Acupuncture posits Qi (pronounced ‘chee’) as an energy force – apparently invisible and undetectable by mere science – which operates under the skin and is ‘strongest’ at certain nodes where experts insert needles to stimulate it. There’s not much agreement as to where exactly these nodes are, how many there are, or how deep under the skin they’re to be found. Is everybody’s Qi the same? Is the Qi of other mammals identical? If you haven’t enough Qi, can you have a Qi transfusion, or will you be contaminated by the wrong Qi and suffer a horrible death? Amazingly, acupuncture practitioners have no interest whatever in these life and death questions. Why has nobody thought to operate on a patient and withdraw a sample of her Qi, considering that the stuff has been known about since ancient times? It’s a puzzlement. And with that I’ll say no more about acupuncture.

Cupping

Cupping, or cupping therapy, is fairly new to me – I mean I’ve heard about it over the years but I’ve never bothered to research it. It was apparently used in Egypt 3,000 years ago, and it’s considered a part of TCM (traditional Chinese medicine). How it got from Egypt to China is anyone’s guess, but when used there, it’s associated with our old friend, the non-existent Qi. Yes, according to TCM, much disease is due to blocked Qi, and cupping is one way to fix it.

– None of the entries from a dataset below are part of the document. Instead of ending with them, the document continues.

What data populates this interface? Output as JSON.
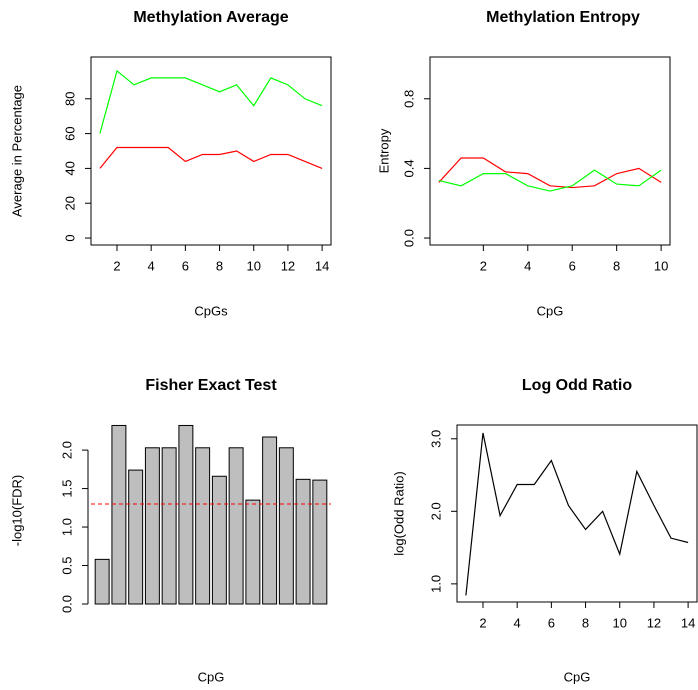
{
  "chart_data": [
    {
      "type": "line",
      "title": "Methylation Average",
      "x_label": "CpGs",
      "y_label": "Average in Percentage",
      "x": [
        1,
        2,
        3,
        4,
        5,
        6,
        7,
        8,
        9,
        10,
        11,
        12,
        13,
        14
      ],
      "series": [
        {
          "color": "#00ff00",
          "values": [
            60,
            96,
            88,
            92,
            92,
            92,
            88,
            84,
            88,
            76,
            92,
            88,
            80,
            76
          ]
        },
        {
          "color": "#ff0000",
          "values": [
            40,
            52,
            52,
            52,
            52,
            44,
            48,
            48,
            50,
            44,
            48,
            48,
            44,
            40
          ]
        }
      ],
      "xlim": [
        0.48,
        14.52
      ],
      "xticks": [
        2,
        4,
        6,
        8,
        10,
        12,
        14
      ],
      "ylim": [
        -4,
        104
      ],
      "yticks": [
        0,
        20,
        40,
        60,
        80
      ]
    },
    {
      "type": "line",
      "title": "Methylation Entropy",
      "x_label": "CpG",
      "y_label": "Entropy",
      "x": [
        0,
        1,
        2,
        3,
        4,
        5,
        6,
        7,
        8,
        9,
        10
      ],
      "series": [
        {
          "color": "#ff0000",
          "values": [
            0.32,
            0.46,
            0.46,
            0.38,
            0.37,
            0.3,
            0.29,
            0.3,
            0.37,
            0.4,
            0.32
          ]
        },
        {
          "color": "#00ff00",
          "values": [
            0.33,
            0.3,
            0.37,
            0.37,
            0.3,
            0.27,
            0.3,
            0.39,
            0.31,
            0.3,
            0.39
          ]
        }
      ],
      "xlim": [
        -0.4,
        10.4
      ],
      "xticks": [
        2,
        4,
        6,
        8,
        10
      ],
      "ylim": [
        -0.04,
        1.04
      ],
      "yticks": [
        {
          "value": 0,
          "label": "0.0"
        },
        0.4,
        0.8
      ]
    },
    {
      "type": "bar",
      "title": "Fisher Exact Test",
      "x_label": "CpG",
      "y_label": "-log10(FDR)",
      "values": [
        0.58,
        2.32,
        1.74,
        2.03,
        2.03,
        2.32,
        2.03,
        1.66,
        2.03,
        1.35,
        2.17,
        2.03,
        1.62,
        1.61
      ],
      "color": "#bebebe",
      "hline": {
        "value": 1.3,
        "color": "#ff0000"
      },
      "ylim": [
        0,
        2.43
      ],
      "yticks": [
        {
          "value": 0,
          "label": "0.0"
        },
        0.5,
        {
          "value": 1,
          "label": "1.0"
        },
        1.5,
        {
          "value": 2,
          "label": "2.0"
        }
      ]
    },
    {
      "type": "line",
      "title": "Log Odd Ratio",
      "x_label": "CpG",
      "y_label": "log(Odd Ratio)",
      "x": [
        1,
        2,
        3,
        4,
        5,
        6,
        7,
        8,
        9,
        10,
        11,
        12,
        13,
        14
      ],
      "series": [
        {
          "color": "#000000",
          "values": [
            0.84,
            3.08,
            1.94,
            2.37,
            2.37,
            2.7,
            2.08,
            1.75,
            2.0,
            1.41,
            2.55,
            2.08,
            1.63,
            1.57
          ]
        }
      ],
      "xlim": [
        0.48,
        14.52
      ],
      "xticks": [
        2,
        4,
        6,
        8,
        10,
        12,
        14
      ],
      "ylim": [
        0.75,
        3.19
      ],
      "yticks": [
        {
          "value": 1,
          "label": "1.0"
        },
        {
          "value": 2,
          "label": "2.0"
        },
        {
          "value": 3,
          "label": "3.0"
        }
      ]
    }
  ]
}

Briefly, there are two kinds of cupping, wet and dry, with wet cupping being the more ‘invasive’ and used for more acute treatments. The idea is to create a vacuum which draws the skin up in the cup and increases the blood flow. The cup, or the air inside it, is heated, and when the cup is applied to the skin and allowed to cool, the air contracts, ‘sucking up’ the skin. With wet cupping the skin is actually punctured, so that those nasty but never-quite-indentifial ‘toxins’ can ooze out. By the way, next time you go to your naturopath to get your toxins removed, ask them for a sample, and don’t forget to ask them to name those toxins. Perhaps you could look at them under a microscope together.

There’s very little in the way in the way of evidence to support the effectiveness of cupping, and as you might expect, the best ‘evidence’ comes from the most poorly controlled trials. Serious and obviously dangerous claims have been made that cupping can cure cancer. Here’s the American Cancer Society’s response:

“There is no scientific evidence that cupping leads to any health benefits….No research or clinical studies have been done on cupping. Any reports of successful treatment with cupping are anecdotal. There is no scientific evidence that cupping can cure cancer or any other disease.” 

If cupping was effective, this would be easily provable. No proof has been offered in thousands of years, and there’s no credible scientific mechanism associated with the treatment. You’ve been warned. It’s your money. Why hand it over to these parasites?